Roger Lower, 46, was electrocuted after falling onto a 750 volt live rail at West Marina Depot, near Hastings in May 2014.

Mr. Lower, who had been working for Wettons for three months, had arrived for his night shift and he and his colleagues had started cleaning the sides of the trains, Guildford Crown Court heard.

He was later found lying on the live rail, and emergency services were called, but he sadly died shortly afterwards.

Cleaners at West Marina should have been protected from the live rail by ‘Protection Boards,’ but the ORR reports that inspectors found that though four boards were present at the location, none were in use.

Wettons was employed by Southeastern to clean its trains and the West Marina depot was leased from Network Rail for that purpose.

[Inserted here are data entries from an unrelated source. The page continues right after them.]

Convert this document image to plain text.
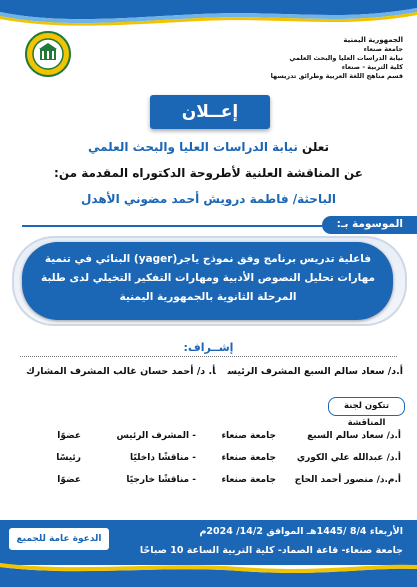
الجمهورية اليمنية
جامعة صنعاء
نيابة الدراسات العليا والبحث العلمي
كلية التربية - صنعاء
قسم مناهج اللغة العربية وطرائق تدريسها
إعــلان
تعلن نيابة الدراسات العليا والبحث العلمي
عن المناقشة العلنية لأطروحة الدكتوراه المقدمة من:
الباحثة/ فاطمة درويش أحمد مضوني الأهدل
الموسومة بـ:
فاعلية تدريس برنامج وفق نموذج ياجر(yager) البنائي في تنمية مهارات تحليل النصوص الأدبية ومهارات التفكير التخيلي لدى طلبة المرحلة الثانوية بالجمهورية اليمنية
إشــراف:
أ.د/ سعاد سالم السبع المشرف الرئيسأ. د/ أحمد حسان غالب المشرف المشارك
تتكون لجنة المناقشة
أ.د/ سعاد سالم السبع
جامعة صنعاء
- المشرف الرئيس
عضوًا
أ.د/ عبدالله علي الكوري
جامعة صنعاء
- مناقشًا داخليًا
رئيسًا
أ.م.د/ منصور أحمد الحاج
جامعة صنعاء
- مناقشًا خارجيًا
عضوًا
الأربعاء 8/4 /1445هـ الموافق 14/2/ 2024م
جامعة صنعاء- قاعة الصماد- كلية التربية الساعة 10 صباحًا
الدعوة عامة للجميع
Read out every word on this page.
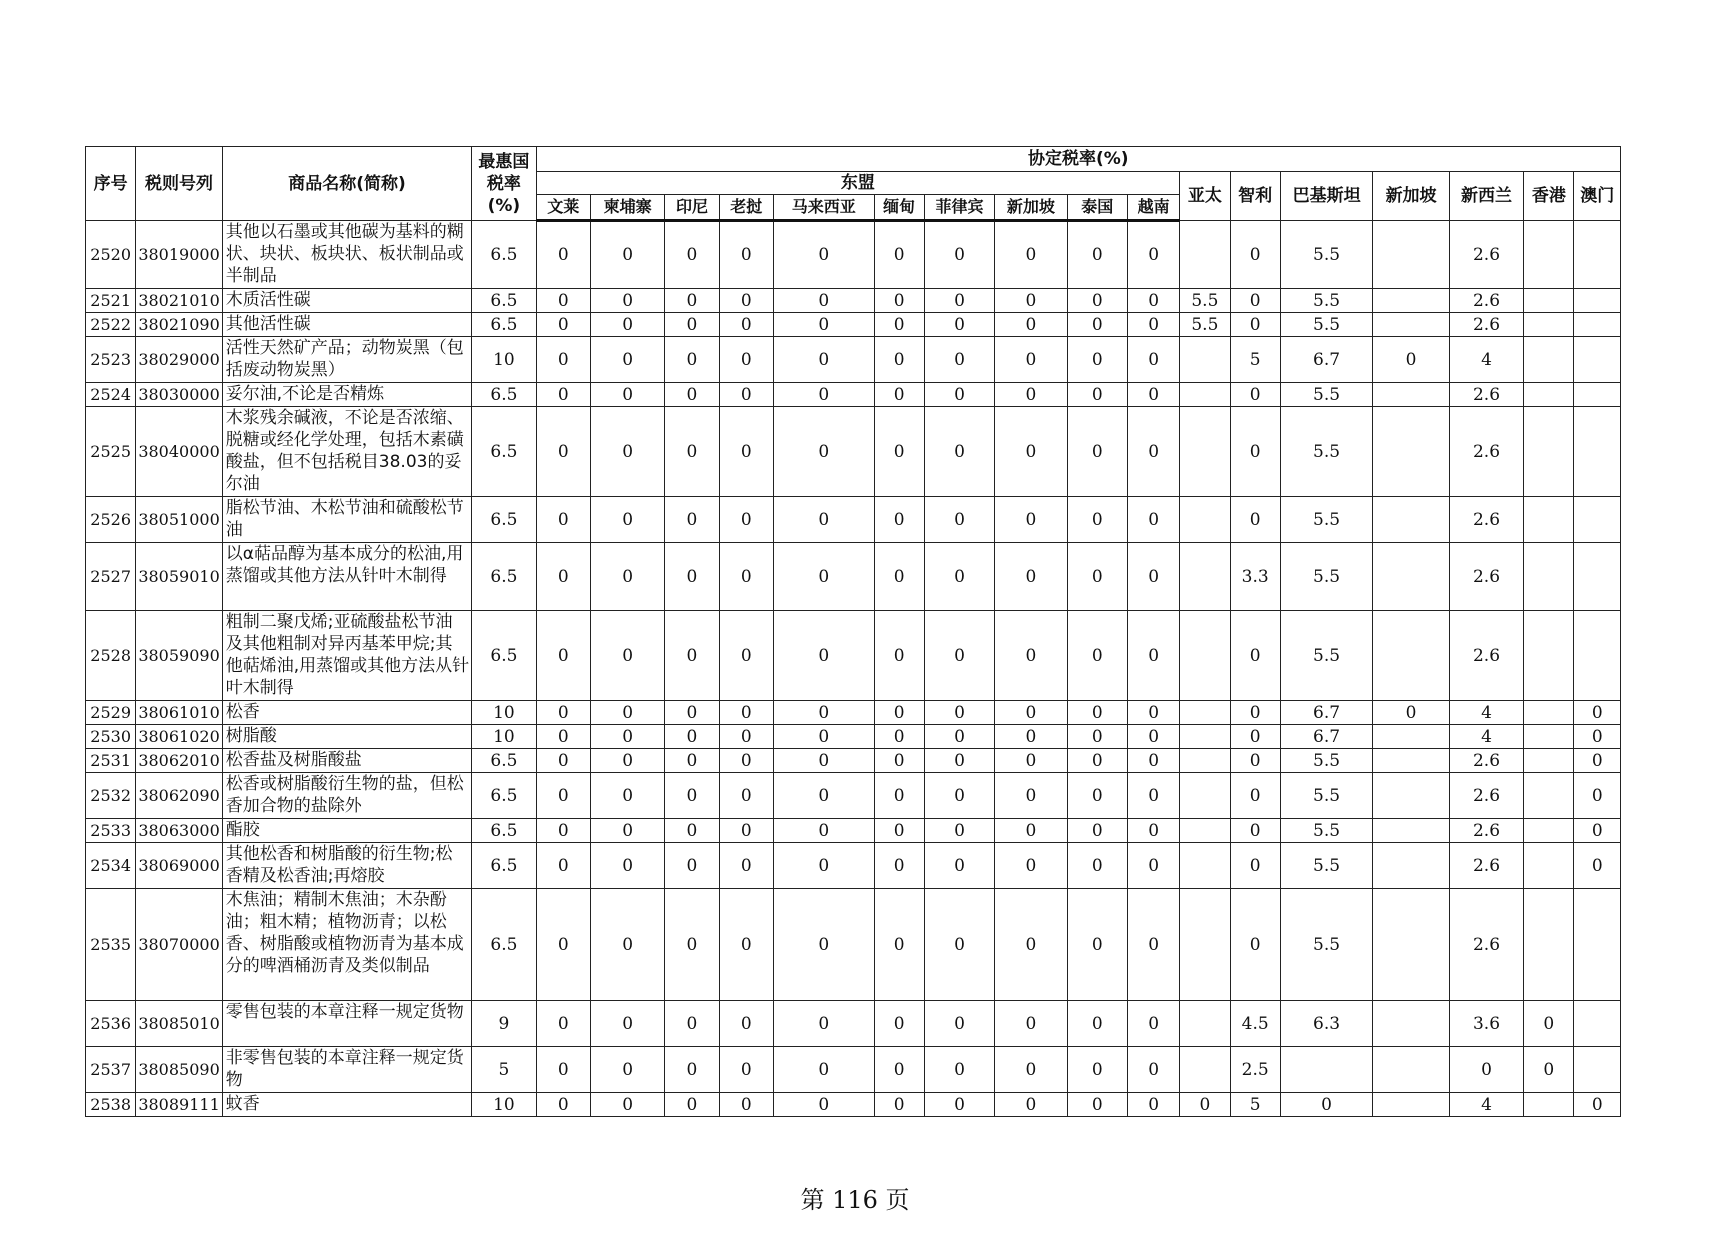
序号	税则号列	商品名称(简称)	最惠国税率(%)	协定税率(%)																
				东盟										亚太	智利	巴基斯坦	新加坡	新西兰	香港	澳门
				文莱	柬埔寨	印尼	老挝	马来西亚	缅甸	菲律宾	新加坡	泰国	越南							
2520	38019000	其他以石墨或其他碳为基料的糊状、块状、板块状、板状制品或半制品	6.5	0	0	0	0	0	0	0	0	0	0		0	5.5		2.6		
2521	38021010	木质活性碳	6.5	0	0	0	0	0	0	0	0	0	0	5.5	0	5.5		2.6		
2522	38021090	其他活性碳	6.5	0	0	0	0	0	0	0	0	0	0	5.5	0	5.5		2.6		
2523	38029000	活性天然矿产品；动物炭黑（包括废动物炭黑）	10	0	0	0	0	0	0	0	0	0	0		5	6.7	0	4		
2524	38030000	妥尔油,不论是否精炼	6.5	0	0	0	0	0	0	0	0	0	0		0	5.5		2.6		
2525	38040000	木浆残余碱液，不论是否浓缩、脱糖或经化学处理，包括木素磺酸盐，但不包括税目38.03的妥尔油	6.5	0	0	0	0	0	0	0	0	0	0		0	5.5		2.6		
2526	38051000	脂松节油、木松节油和硫酸松节油	6.5	0	0	0	0	0	0	0	0	0	0		0	5.5		2.6		
2527	38059010	以α萜品醇为基本成分的松油,用蒸馏或其他方法从针叶木制得	6.5	0	0	0	0	0	0	0	0	0	0		3.3	5.5		2.6		
2528	38059090	粗制二聚戊烯;亚硫酸盐松节油及其他粗制对异丙基苯甲烷;其他萜烯油,用蒸馏或其他方法从针叶木制得	6.5	0	0	0	0	0	0	0	0	0	0		0	5.5		2.6		
2529	38061010	松香	10	0	0	0	0	0	0	0	0	0	0		0	6.7	0	4		0
2530	38061020	树脂酸	10	0	0	0	0	0	0	0	0	0	0		0	6.7		4		0
2531	38062010	松香盐及树脂酸盐	6.5	0	0	0	0	0	0	0	0	0	0		0	5.5		2.6		0
2532	38062090	松香或树脂酸衍生物的盐，但松香加合物的盐除外	6.5	0	0	0	0	0	0	0	0	0	0		0	5.5		2.6		0
2533	38063000	酯胶	6.5	0	0	0	0	0	0	0	0	0	0		0	5.5		2.6		0
2534	38069000	其他松香和树脂酸的衍生物;松香精及松香油;再熔胶	6.5	0	0	0	0	0	0	0	0	0	0		0	5.5		2.6		0
2535	38070000	木焦油；精制木焦油；木杂酚油；粗木精；植物沥青；以松香、树脂酸或植物沥青为基本成分的啤酒桶沥青及类似制品	6.5	0	0	0	0	0	0	0	0	0	0		0	5.5		2.6		
2536	38085010	零售包装的本章注释一规定货物	9	0	0	0	0	0	0	0	0	0	0		4.5	6.3		3.6	0	
2537	38085090	非零售包装的本章注释一规定货物	5	0	0	0	0	0	0	0	0	0	0		2.5			0	0	
2538	38089111	蚊香	10	0	0	0	0	0	0	0	0	0	0	0	5	0		4		0
第 116 页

ORR’s investigation revealed health and safety failures by both companies, with a culture of cutting corners, exposing workers to serious risks.

The failures included relying on paperwork as opposed to checking what was happening in the depot; not ensuring that safe systems were in operation; and inadequate training and supervision.

Ian Prosser, HM chief inspector of railways, said: “Our thoughts are with Mr Lower’s family and friends at this difficult time.

“The failings by Wettons and Southeastern were unacceptable and show the consequences of not abiding by health and safety, including the provisions of the law.  

“As always, ORR is committed to monitoring compliance and taking tough enforcement action when necessary, as this tragic case demonstrates.”

Managing director at Southeastern, David Statham, said that the train operator deeply regrets that it did not prevent the death of Mr. Lower.

He said: “At Southeastern, we set ourselves high safety standards underpinned by robust procedures.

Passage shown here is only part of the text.